Feelgood | Issue 04
Party in the U-K-Raine
How does one deal with a bully? If you’re a cringing primary school teacher you’ll likely advise the Ukrainians to ignore them, but we all know that primary school teachers are about as wise as ceramic fish. No, the proper way to deal with a bully is to beat them into a bloody pulp, to give in to your anger and embrace the dark side of the force. What if the bully is bigger and stronger than you? Well, then you’re fucked. This whole situation goes to prove that you can have all the democracy and transparency and revolution you want, but if you Occupy the men’s toilet in protest of gender segregation, don’t be surprised if someone pisses in your eyes because you’re in the way.

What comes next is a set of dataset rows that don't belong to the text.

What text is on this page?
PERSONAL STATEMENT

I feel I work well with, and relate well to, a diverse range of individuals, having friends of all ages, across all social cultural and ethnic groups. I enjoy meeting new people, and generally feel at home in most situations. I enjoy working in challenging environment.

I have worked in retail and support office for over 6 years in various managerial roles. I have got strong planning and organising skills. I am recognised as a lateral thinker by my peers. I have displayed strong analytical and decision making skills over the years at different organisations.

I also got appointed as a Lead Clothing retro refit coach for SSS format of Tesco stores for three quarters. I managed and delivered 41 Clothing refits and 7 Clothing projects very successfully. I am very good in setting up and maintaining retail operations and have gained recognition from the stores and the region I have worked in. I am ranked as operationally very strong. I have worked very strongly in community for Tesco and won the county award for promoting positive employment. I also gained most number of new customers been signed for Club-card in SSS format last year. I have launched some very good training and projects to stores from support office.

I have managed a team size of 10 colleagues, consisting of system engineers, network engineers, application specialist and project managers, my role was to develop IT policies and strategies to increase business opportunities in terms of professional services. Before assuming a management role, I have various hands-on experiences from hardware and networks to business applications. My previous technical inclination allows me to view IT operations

Vladimir Putin may be a tyrannical, free-speech repressing, gay-bashing discharge, but he’s a NUCLEAR-ARMED tyrannical, free-speech repressing, gay-bashing discharge. Obama and the West can throw all the hope and change they want at him, but hope and change burns just as well as treaty paper, and Vlad the Mad has 40 megatonnes worth of reasons for no-one to fuck with him. So good luck, Ukrainians – maybe give Al Qaeda a call, those guys handed it to the Soviets 30 years ago. Maybe they can give you some tips? Like buying rocket launchers off the Yanks, but that’s another story altogether.